Für viele Darsteller*innen sind Profile auf sozialen Medien der wichtigste Kanal zu ihren Kund*innen. Mit einem solchen Account kann die eigene finanzielle Existenz stehen und fallen. Andere verwenden die Kanäle, um sich mit Gleichgesinnten in einer bestimmtem Community zu vernetzen, etwa wenn es um einen seltenen Fetisch geht. Hinter den Sperrungen steht damit auch die gesellschaftliche Frage, welche Rolle Sexualität und sexuelle Selbstbestimmung im Internet spielen soll.
Das Internet ist derweil voll von frei zugänglichen Pornos, die alle in Deutschland offiziell verboten sind. Ohne strenge Alterskontrollen, etwa mit Personalausweis, dürften die Abermillionen Fotos und Videos nicht online sein. Begründung: Schutz der Jugend. Der Medienaufsicht fällt die schier unlösbare Aufgabe zu, dieses millionenfach gebrochene Recht durchzusetzen. Dabei beruft sie sich auf Regeln, die einer Kirchenpredigt aus dem letzten Jahrhundert entspringen könnten: Schlecht für die Jugend sind demnach etwa „bizarre“ Sexpraktiken und „Promiskuität“. So steht es in den Kriterien der gemeinsamen Kommission für Jugendmedienschutz.
Darsteller*innen melden Interesse an Regeltreue
Mehrere Vertreter*innen der Erotik-Branche machen klar: Sie haben nichts gegen Jugendschutz und wollen ihn auch nicht verletzen. Das betonen unter anderem die Branchenverbände Free Speech Coalition Europe und der US-amerikanische Schwesterverband gegenüber netzpolitik.org. Vertreter*innen der Medienaufsicht wiederum werden nicht müde zu betonen: Sie haben nichts gegen Pornografie und wollen sie nicht verbannen.
Es könnte so harmonisch sein, und trotzdem knirscht es heftig zwischen beiden Seiten. Da die Medienaufsicht nicht systematisch gegen Porno-Accounts vorgeht, kann der Eindruck entstehen, solche Accounts würden in Deutschland eigentlich geduldet. Aber darauf können sich Darsteller*innen nicht verlassen. Hinter dem punktuellen Vorgehen stecken vielmehr Entscheidungen der Behörden, wann sie auf das Thema Ressourcen werfen.
Bei der Landesmedienanstalt Berlin-Brandenburg (mabb) waren es ein paar wenige studentische Mitarbeiter*innen, die in wenigen Tagen 150 pornografische Twitter-Accounts identifiziert haben. Das erklärt die Direktorin der Behörde, Eva Flecken, im Gespräch mit netzpolitik.org. Für viele Betroffene kommt so ein Vorgehen aus heiterem Himmel. Einige haben sich in den vergangenen Wochen hilfesuchend an netzpolitik.org gewandt. Sie berichten, dass von den Anzeigen vorrangig schwule Creator*innen betroffen seien. Hatte die Medienaufsicht beim Vorgehen gegen Porno-Accounts etwa einen homofeindlichen Bias?
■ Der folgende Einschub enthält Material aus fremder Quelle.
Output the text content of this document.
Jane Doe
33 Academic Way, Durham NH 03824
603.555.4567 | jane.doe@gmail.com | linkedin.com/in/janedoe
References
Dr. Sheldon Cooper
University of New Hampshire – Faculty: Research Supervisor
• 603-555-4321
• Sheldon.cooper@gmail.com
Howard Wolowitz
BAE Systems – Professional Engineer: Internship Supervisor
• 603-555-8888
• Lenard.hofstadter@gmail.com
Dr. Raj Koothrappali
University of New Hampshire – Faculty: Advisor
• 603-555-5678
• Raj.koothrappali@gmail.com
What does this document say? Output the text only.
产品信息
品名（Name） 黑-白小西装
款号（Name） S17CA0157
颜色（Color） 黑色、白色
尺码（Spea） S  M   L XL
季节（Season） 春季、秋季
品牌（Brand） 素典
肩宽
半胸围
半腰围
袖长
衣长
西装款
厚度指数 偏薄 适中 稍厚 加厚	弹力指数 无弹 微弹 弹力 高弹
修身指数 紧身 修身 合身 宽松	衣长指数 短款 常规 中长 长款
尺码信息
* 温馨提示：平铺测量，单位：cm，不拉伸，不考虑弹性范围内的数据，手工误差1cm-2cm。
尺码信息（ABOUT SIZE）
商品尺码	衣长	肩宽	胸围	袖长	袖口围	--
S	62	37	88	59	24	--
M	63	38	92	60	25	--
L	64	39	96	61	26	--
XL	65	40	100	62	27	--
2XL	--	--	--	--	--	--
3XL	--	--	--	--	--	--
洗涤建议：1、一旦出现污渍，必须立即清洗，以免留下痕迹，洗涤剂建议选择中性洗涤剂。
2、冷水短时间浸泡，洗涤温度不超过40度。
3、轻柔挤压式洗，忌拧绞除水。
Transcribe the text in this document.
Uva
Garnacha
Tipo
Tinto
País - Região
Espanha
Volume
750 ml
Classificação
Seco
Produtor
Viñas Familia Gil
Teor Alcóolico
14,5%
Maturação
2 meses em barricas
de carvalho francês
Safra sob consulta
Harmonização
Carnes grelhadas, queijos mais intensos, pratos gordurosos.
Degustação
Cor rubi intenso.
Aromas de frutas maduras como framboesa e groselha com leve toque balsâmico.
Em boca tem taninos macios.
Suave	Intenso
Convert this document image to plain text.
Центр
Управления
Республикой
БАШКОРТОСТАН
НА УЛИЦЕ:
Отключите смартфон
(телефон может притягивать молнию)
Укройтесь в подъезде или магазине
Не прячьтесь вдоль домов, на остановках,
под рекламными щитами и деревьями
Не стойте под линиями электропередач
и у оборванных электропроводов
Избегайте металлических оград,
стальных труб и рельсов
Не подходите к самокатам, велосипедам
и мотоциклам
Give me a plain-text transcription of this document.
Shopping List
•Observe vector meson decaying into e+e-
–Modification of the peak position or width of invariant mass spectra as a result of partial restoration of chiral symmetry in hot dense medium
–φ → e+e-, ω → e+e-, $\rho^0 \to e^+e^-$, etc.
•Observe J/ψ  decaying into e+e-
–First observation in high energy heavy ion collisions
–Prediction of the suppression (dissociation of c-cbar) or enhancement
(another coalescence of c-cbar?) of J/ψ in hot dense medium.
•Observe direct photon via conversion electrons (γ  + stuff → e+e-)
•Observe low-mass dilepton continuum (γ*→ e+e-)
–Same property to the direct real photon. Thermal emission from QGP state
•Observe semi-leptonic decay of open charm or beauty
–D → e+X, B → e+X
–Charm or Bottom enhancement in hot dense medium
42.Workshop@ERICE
Wir haben mabb-Direktorin Eva Flecken darauf angesprochen. Es sei absolut bedauerlich, wenn dieser Eindruck entstehe, erklärte sie. Die Medienaufsicht achte allein darauf, ob Inhalte pornografisch seien, mehr nicht. Auch auf direkte Nachfrage erhielten wir von der Behörde allerdings keine Information darüber, wie viele der zur Anzeige gebrachten Accounts denn schwule Pornografie gezeigt hätten. Eine solche Kategorie gebe es intern nicht, daher könne man dazu nichts sagen. Den Vorwurf einer Benachteiligung homosexueller Darsteller*innen können wir daher weder ausräumen noch bestätigen.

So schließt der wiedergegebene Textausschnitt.